私はそんな二人のやり取りを他所に、必死に声を張り上げながら歌を歌い続けていた。
「茜空に〜♪ 舞う花びらの中〜♪ 夢だけを信じて駆け抜けろ〜♪」
長い夢の中に私はまだいる。
一度は命を落とした私がこうして皆に愛されて、この場にいられているのはきっと当たり前なんかじゃない。
その事に感謝しながら毎日を生きていきたい。
「瞳とは未来そのものだから〜♪ 輝かせて♪」
ウマ娘には皆それぞれ物語がある。
私の物語はまだ、終わりなんかじゃない。きっとこれからも続いていくと思う。
だから、誰にも負けないようにもっと強いウマ娘になってやる。
「…………ッ!」
そう思っていた矢先の事だった。私の胸に急激な痛みが走ったのは。
だが、今はライブ中である。皆が見ている前で下手な事は出来ない。私は滲み出る脂汗を拭いながらマイクを握りしめて最後まで歌を歌い切った。
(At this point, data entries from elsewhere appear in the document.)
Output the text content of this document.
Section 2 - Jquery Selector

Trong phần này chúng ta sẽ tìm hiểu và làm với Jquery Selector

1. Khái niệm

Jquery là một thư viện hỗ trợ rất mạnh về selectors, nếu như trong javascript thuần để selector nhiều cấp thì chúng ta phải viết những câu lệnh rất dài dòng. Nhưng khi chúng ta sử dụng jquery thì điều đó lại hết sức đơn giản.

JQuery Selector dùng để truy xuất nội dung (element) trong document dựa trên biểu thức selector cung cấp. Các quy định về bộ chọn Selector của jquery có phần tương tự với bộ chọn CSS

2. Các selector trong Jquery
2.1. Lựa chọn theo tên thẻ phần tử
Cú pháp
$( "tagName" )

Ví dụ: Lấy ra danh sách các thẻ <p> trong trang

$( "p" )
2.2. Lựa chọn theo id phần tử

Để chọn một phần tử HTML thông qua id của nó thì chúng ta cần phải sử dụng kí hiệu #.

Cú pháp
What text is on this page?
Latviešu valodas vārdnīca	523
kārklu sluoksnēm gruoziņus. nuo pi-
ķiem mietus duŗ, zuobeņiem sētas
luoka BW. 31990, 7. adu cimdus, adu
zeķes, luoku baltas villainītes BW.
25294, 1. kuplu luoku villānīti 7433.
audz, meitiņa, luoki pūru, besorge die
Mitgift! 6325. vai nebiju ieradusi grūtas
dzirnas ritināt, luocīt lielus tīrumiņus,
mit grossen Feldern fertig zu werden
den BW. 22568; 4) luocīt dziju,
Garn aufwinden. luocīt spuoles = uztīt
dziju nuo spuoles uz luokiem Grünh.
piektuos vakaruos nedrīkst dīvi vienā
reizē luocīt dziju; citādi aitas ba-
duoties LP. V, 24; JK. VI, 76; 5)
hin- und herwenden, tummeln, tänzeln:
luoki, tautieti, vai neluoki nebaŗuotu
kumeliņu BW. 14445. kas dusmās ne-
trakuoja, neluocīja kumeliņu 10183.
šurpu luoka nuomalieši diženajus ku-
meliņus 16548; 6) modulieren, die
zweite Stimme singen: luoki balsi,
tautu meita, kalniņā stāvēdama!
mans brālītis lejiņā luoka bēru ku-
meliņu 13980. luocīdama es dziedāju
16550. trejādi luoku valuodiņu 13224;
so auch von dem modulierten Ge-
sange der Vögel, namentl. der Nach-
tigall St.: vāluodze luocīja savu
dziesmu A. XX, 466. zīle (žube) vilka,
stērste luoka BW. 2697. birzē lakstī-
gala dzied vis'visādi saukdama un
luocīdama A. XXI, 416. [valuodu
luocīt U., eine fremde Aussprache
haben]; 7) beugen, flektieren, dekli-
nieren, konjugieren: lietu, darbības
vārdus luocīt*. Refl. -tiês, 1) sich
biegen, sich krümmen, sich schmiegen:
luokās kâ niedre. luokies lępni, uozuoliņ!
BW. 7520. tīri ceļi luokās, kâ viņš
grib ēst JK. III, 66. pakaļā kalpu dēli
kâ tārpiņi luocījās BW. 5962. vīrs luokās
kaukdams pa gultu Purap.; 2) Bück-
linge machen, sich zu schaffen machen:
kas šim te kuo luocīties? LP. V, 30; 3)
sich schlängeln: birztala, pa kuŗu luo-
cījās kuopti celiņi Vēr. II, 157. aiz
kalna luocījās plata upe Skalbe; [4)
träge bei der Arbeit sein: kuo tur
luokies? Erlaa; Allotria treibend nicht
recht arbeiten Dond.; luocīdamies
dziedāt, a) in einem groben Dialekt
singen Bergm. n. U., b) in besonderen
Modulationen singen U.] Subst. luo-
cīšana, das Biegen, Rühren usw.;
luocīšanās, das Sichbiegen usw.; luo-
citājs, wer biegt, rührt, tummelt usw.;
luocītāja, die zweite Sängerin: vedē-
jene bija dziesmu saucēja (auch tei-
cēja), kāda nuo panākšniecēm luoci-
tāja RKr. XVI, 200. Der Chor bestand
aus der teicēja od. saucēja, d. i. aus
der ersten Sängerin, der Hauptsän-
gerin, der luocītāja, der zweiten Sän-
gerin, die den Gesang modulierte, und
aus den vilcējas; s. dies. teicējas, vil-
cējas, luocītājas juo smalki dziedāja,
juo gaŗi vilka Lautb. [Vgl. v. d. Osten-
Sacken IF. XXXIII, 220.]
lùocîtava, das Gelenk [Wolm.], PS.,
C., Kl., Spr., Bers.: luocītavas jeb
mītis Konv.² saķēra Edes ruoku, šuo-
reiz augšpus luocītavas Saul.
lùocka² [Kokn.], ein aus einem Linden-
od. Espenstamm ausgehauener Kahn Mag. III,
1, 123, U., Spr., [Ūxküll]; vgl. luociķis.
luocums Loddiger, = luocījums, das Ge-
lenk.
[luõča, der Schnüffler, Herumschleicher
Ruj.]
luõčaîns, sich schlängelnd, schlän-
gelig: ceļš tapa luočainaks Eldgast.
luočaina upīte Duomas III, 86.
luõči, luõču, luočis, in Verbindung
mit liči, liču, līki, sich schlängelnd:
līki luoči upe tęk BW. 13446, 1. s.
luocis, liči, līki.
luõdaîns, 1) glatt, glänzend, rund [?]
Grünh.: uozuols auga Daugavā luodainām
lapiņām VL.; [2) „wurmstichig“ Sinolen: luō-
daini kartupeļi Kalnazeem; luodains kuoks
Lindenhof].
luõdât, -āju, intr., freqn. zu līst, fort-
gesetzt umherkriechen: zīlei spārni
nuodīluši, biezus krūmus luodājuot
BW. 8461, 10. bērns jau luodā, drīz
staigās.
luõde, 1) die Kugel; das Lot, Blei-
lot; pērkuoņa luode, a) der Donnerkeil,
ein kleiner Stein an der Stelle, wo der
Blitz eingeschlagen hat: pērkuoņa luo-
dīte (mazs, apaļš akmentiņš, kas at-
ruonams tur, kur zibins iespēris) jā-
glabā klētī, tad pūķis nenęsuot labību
今までに無い痛みが身体の中を駆け巡っているようなそんな感覚だった。
そして、脂汗をかいたまま私は笑顔を浮かべたまま、皆の前でお辞儀をする。
「ありがとうッ! また来いよな! 諭吉置いていけぇ! うえーい!」
そう憎まれ口を言いながら、ゆっくりとステージの裏へと消えていく私。
無事になんとかライブを終わらせる事ができたし問題ないでしょう。
ステージから退場する私に会場からは止むことのない拍手が送られてくる。
ウイニングライブを見届けてくれたチームメイトにも満面の笑みを浮かべたまま、私は手を振りその場から早足で出て行く。
だが、この時の私は全く考えもしていなかった。
自分の体で起きているある異変に。